Culture and Tradition
Will we decide, like Florida, that subjecting young children to inherently sexual topics and spreading radical new gender ideology (the long-term impact of which we have not even remotely begun to understand) should be illegal?Could conservative legislatures go further and decide that the introduction of drag queens, and explicitly sexual acts, to any type of performance directed at children, should be outlawed?
Free Speech and Censorship
And what about the “public forum” and the increasing amounts of online censorship?The intricacies of Big Tech censorship and the first amendment go beyond the scope of this article. But isn’t it possible that increasingly uniform state governments will have a strengthened ability to tangibly weigh in on the issue?
Red states would likely look to tie policy regarding online speech and diverse viewpoints to the standard set by the First Amendment. Contrary to this, could a concerted effort to enshrine codes that ban “hate speech” be put forward by Democrat-run states?
What about an initiative to ban certain types of medical information deemed contrary to the “accepted consensus of the scientific community?”
The truth is that these are all difficult questions, and their answers will largely be determined by the politics and values of the respondent. Making the citizen, through the act of electing representatives, the one who is once again responsible for doing the answering is the central premise of the American way of life.
The return to federalism that is suggested by the overturning of Roe is an exciting development. The United States was built on the proposition that no government is legitimate without the consent of its citizenry. The enactment of federal abortion law by a centralized national government and entrenched bureaucracy makes “consent” into an abstract term that has no actual bearing in our lives.
We now have the opportunity to reclaim that fundamental right (this conception of a right that was present at the American founding is very different than that which pro-choice advocates purport to fight for). The overturning of Roe may help to initiate a geographic realignment that will make the exercise of this right more feasible. As we congregate into communities that share our values and beliefs, the public weal may once again become a real concept.
Consent of the governed is the antithesis of centralized power, and so the latter is already doing everything it can to fight against the reemergence of the former. A divided and angry populace is necessary to retain tyrannical control. The centers of the most concentrated, anti-American, and inhumane forces are working to keep the citizenry dispersed and hateful.
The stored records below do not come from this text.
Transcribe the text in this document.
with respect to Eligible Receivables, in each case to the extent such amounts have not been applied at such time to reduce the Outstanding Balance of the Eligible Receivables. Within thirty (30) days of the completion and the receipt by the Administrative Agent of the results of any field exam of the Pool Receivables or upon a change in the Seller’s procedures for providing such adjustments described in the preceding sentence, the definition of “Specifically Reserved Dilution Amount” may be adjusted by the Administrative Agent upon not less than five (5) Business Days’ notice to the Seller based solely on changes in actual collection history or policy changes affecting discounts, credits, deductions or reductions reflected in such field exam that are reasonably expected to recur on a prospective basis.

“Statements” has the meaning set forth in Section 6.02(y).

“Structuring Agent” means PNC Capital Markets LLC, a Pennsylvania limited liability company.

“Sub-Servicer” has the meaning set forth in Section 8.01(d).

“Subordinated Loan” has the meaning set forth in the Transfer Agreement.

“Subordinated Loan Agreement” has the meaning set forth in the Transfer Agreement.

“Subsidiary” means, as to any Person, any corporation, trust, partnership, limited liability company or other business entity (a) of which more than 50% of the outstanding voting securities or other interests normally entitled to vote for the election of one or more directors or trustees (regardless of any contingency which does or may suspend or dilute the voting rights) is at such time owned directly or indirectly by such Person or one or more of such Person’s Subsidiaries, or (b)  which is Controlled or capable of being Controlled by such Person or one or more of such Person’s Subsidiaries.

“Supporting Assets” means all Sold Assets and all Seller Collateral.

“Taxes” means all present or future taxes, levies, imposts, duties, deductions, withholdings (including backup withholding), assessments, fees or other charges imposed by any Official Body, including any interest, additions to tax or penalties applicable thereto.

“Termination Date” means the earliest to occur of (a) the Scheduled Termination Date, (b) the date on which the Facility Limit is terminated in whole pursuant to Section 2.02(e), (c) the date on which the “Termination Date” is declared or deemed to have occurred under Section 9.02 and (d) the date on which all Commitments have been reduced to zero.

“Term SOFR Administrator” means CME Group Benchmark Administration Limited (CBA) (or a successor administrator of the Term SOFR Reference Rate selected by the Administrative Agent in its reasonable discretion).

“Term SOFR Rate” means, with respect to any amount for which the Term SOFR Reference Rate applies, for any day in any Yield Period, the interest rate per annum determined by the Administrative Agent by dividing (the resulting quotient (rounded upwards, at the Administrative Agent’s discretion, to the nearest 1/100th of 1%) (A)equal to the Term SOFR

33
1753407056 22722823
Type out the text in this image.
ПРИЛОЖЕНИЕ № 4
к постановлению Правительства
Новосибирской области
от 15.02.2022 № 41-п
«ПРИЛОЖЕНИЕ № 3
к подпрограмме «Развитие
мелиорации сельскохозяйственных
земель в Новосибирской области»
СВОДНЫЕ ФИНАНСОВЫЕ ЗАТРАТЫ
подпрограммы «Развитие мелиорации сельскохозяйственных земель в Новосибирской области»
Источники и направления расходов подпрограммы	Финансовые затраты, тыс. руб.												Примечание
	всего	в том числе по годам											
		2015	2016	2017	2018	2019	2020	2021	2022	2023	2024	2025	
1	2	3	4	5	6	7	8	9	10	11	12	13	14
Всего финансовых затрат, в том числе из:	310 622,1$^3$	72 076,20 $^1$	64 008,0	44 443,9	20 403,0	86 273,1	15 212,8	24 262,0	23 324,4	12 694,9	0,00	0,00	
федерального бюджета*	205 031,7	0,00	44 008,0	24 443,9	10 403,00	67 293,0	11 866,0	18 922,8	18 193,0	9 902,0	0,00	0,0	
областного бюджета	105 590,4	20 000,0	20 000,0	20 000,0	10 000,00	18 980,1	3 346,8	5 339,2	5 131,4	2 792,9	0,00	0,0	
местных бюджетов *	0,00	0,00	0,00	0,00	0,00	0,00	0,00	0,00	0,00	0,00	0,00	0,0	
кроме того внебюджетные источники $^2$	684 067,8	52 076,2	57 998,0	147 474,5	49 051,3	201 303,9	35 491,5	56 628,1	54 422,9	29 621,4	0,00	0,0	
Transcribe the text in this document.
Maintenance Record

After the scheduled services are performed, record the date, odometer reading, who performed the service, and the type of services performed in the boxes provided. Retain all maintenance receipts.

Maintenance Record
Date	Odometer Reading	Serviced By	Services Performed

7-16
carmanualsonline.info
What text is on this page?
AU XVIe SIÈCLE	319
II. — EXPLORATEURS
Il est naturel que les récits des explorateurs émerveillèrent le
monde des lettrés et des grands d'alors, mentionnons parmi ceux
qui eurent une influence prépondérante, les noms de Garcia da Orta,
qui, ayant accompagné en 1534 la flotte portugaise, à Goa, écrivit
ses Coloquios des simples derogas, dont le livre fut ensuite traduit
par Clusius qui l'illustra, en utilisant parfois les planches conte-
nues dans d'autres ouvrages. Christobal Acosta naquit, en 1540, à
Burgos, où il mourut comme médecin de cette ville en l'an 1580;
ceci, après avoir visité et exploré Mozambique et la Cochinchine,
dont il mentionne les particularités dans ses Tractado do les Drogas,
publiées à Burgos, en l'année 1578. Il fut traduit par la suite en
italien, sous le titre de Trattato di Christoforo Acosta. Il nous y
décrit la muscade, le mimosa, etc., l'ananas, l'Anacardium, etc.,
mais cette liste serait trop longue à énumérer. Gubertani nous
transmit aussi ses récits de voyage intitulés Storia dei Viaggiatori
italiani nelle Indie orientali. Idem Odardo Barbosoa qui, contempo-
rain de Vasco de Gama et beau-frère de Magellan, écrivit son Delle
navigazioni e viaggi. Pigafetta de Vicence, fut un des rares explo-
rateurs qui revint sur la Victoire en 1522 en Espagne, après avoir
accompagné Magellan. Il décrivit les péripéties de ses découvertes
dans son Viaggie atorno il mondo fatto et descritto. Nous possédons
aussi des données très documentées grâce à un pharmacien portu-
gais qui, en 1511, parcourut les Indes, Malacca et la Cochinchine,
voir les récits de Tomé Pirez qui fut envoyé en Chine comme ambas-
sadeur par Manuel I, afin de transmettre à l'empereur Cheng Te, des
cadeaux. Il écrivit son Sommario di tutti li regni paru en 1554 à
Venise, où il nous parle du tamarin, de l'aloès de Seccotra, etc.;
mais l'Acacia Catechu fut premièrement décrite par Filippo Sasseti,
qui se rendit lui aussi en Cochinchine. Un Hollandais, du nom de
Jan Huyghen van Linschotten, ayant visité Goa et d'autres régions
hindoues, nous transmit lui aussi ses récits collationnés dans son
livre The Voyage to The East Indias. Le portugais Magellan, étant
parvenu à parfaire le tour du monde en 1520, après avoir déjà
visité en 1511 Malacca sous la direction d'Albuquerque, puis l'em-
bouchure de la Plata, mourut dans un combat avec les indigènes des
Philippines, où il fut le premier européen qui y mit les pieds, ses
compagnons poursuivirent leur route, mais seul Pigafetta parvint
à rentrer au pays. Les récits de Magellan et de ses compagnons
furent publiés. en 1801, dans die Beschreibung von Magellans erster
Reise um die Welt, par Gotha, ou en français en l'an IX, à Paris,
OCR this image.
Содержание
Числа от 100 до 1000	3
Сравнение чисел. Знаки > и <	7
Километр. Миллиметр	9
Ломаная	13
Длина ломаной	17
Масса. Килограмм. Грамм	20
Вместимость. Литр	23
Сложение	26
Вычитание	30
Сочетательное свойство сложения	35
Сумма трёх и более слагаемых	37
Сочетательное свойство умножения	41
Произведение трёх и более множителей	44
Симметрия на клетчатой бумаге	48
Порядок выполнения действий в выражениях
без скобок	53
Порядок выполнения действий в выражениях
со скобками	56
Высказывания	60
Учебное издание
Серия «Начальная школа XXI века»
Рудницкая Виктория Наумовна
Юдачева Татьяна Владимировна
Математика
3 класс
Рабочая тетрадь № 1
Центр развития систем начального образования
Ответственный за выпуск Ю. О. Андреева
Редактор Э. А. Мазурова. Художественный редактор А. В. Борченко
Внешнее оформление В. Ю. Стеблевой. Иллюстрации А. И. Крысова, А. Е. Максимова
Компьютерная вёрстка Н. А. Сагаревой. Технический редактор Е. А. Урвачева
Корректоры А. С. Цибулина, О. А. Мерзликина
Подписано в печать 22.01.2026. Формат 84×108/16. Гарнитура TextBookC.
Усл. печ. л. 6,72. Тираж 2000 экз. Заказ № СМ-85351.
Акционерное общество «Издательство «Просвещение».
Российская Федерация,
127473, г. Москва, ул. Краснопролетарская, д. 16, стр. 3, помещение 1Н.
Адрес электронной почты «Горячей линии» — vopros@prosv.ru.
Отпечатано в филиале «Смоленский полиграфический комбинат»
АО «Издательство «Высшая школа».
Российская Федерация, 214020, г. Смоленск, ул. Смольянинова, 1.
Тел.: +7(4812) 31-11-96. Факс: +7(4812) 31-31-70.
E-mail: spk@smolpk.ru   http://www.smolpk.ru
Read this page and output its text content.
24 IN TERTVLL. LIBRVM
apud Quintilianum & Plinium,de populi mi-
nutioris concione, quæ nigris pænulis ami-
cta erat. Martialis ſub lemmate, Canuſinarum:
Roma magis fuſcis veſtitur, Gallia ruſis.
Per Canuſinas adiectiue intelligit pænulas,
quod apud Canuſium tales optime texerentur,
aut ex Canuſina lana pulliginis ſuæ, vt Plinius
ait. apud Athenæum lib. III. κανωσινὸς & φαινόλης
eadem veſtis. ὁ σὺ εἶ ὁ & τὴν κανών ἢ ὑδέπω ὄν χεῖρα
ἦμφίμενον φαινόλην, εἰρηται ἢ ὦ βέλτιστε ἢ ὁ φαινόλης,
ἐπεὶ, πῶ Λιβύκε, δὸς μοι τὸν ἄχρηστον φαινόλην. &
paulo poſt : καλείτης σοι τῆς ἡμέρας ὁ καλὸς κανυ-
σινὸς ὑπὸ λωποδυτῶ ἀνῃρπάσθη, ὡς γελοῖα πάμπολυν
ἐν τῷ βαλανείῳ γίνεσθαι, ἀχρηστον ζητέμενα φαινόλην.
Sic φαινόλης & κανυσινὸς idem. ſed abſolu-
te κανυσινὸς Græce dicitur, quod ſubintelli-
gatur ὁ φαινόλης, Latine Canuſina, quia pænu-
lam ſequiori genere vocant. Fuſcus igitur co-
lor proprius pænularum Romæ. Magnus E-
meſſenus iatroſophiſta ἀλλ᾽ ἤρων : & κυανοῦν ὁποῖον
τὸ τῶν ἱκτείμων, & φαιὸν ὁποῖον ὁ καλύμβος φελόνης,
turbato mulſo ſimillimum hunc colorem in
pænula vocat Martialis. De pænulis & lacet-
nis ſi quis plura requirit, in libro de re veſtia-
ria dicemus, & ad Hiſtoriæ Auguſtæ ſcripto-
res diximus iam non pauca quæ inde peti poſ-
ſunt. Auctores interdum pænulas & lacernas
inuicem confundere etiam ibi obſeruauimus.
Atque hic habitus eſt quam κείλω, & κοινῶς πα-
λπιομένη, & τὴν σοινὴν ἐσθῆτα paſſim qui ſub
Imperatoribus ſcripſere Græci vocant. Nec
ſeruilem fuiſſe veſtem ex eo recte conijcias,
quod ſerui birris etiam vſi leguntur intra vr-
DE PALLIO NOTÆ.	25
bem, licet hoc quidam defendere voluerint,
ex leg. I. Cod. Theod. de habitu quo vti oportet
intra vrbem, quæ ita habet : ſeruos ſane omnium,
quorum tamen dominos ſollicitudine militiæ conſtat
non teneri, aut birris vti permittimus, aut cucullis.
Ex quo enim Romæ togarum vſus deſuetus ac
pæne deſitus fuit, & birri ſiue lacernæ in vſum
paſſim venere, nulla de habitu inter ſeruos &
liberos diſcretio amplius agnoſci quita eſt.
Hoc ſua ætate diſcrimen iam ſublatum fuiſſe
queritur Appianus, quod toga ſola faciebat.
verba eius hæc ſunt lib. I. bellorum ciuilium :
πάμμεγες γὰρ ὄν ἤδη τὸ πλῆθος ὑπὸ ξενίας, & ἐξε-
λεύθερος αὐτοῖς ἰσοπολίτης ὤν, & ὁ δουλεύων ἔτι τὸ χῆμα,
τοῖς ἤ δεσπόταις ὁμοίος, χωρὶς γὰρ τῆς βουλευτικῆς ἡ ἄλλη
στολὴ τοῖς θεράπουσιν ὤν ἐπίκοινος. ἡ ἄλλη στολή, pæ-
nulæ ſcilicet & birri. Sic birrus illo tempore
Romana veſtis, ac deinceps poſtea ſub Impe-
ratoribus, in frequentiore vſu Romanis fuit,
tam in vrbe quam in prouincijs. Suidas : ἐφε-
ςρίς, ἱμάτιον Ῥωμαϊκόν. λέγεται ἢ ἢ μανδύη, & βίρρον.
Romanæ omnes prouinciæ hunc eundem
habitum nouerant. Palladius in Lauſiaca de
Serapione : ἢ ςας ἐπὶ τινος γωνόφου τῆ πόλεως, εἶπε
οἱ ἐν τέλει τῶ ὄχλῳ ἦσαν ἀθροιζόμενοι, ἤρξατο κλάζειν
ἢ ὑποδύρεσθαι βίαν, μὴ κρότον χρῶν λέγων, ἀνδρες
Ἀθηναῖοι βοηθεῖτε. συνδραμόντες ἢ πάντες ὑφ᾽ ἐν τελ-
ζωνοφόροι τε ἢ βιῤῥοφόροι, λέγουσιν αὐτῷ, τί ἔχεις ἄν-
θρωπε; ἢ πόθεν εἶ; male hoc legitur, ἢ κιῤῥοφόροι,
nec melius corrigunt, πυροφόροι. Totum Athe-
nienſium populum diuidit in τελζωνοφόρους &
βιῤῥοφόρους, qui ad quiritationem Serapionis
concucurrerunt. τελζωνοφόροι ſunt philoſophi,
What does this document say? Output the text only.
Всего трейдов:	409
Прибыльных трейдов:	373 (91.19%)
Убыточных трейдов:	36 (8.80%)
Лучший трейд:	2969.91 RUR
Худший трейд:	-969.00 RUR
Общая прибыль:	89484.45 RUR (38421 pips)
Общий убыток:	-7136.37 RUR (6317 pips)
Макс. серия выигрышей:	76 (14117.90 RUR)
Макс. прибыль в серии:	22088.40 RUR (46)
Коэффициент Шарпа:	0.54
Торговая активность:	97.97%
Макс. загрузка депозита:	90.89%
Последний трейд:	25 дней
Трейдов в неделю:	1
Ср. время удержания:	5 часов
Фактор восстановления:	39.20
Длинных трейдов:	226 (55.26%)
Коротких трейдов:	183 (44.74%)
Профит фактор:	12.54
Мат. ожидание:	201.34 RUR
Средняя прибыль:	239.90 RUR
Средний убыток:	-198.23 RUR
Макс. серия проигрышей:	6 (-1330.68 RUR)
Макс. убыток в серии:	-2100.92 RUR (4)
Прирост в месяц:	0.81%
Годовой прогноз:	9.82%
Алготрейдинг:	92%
These anti-democratic bodies desperately want to keep like-minded, anti-authoritarian people in this country from congregating. Despite the lies they tell, including those coming from the White House, unity cannot be imposed from the top down. It grows organically from the grassroots. In order to fight this, they seek to sow the seeds of division that keep the population warring with one another instead of challenging their authority.
The history of overturning Roe v. Wade has taught us that we still have the ability to fight back against this tyrannical overreach. It begins with the courage to reclaim what was already ours, to begin with.